Malgré un bilan plus que négatif face à la Roja, avec un seul petit succès, glané en Coupe du monde, en 1986, le gaucher croit en les chances de la Belgique. « Je pense que nous pouvons battre l’Espagne à nouveau après 40 ans », affirme le fils d’Almami Moreira. « Nous avons les qualités pour y parvenir. Notre objectif est de faire mieux qu’il y a 40 ans. Nous devons être agressifs dans le pressing et récupérer le ballon le plus haut possible sur le terrain ».

Face aux Belges, il y aura cependant un des grands favoris du tournoi, et l’un des meilleurs joueurs du monde, en la personne de Lamine Yamal. « C’est un joueur de très haut niveau », reconnaît Moreira. « Mais je ne pense pas que nous ayons besoin de modifier fondamentalement notre équipe ou notre tactique pour le contrer. L’Espagne est un pays où la possession du ballon est primordiale. Nous devons être prêts à cela, à presser haut et à être agressifs ».

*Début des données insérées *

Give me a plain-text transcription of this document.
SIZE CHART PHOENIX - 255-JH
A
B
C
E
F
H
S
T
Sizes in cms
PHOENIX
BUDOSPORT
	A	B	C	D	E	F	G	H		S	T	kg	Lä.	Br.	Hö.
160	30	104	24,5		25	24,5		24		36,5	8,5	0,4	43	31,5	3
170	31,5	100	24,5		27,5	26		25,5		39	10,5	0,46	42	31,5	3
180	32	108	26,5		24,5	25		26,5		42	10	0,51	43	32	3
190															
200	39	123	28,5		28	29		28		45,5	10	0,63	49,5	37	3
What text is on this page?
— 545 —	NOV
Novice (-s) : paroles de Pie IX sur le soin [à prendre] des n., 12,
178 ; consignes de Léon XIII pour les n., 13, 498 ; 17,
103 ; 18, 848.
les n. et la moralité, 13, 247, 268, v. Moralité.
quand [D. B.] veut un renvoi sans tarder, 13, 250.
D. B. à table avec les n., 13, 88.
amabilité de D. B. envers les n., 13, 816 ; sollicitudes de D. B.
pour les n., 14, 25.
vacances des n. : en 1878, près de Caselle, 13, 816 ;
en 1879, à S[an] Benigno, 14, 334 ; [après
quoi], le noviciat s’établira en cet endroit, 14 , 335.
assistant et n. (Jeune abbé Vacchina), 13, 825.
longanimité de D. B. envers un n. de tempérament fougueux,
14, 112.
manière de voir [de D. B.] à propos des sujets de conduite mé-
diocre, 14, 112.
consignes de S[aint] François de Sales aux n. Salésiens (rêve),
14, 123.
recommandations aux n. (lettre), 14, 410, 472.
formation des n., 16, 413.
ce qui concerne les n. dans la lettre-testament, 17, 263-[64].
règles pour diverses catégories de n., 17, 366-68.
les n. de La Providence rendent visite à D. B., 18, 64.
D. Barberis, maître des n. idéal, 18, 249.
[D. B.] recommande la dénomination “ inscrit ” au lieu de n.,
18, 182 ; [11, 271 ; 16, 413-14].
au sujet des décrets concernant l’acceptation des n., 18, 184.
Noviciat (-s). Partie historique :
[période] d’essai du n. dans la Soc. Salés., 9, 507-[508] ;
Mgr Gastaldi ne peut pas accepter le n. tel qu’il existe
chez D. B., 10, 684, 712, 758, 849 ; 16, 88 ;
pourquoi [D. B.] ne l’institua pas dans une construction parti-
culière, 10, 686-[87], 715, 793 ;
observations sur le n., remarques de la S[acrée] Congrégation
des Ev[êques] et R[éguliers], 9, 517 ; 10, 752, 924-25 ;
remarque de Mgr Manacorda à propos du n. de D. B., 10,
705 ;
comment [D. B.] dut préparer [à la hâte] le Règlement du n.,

Le Liégeois est ensuite revenu sur son rôle de trublion, qui est en grande partie de la bonne ambiance qui règne au sein des Diables rouges. « J’adore rire, mais je sais quand je peux rire et quand je dois être sérieux », tempère-t-il cependant.

Auteur d’une excellente montée face au Sénégal, Moreira ne compte cependant pas d’autre apparition dans ce Mondial que ces 57 minutes disputées en seizième de finale. Une situation qui ne frustre pas le joueur de 21 ans : « C’est une expérience unique. Je ne réclamerai pas de temps de jeu. C’est l’entraîneur qui décide si je joue ou non. S’il me fait jouer, je donnerai tout pour l’équipe ».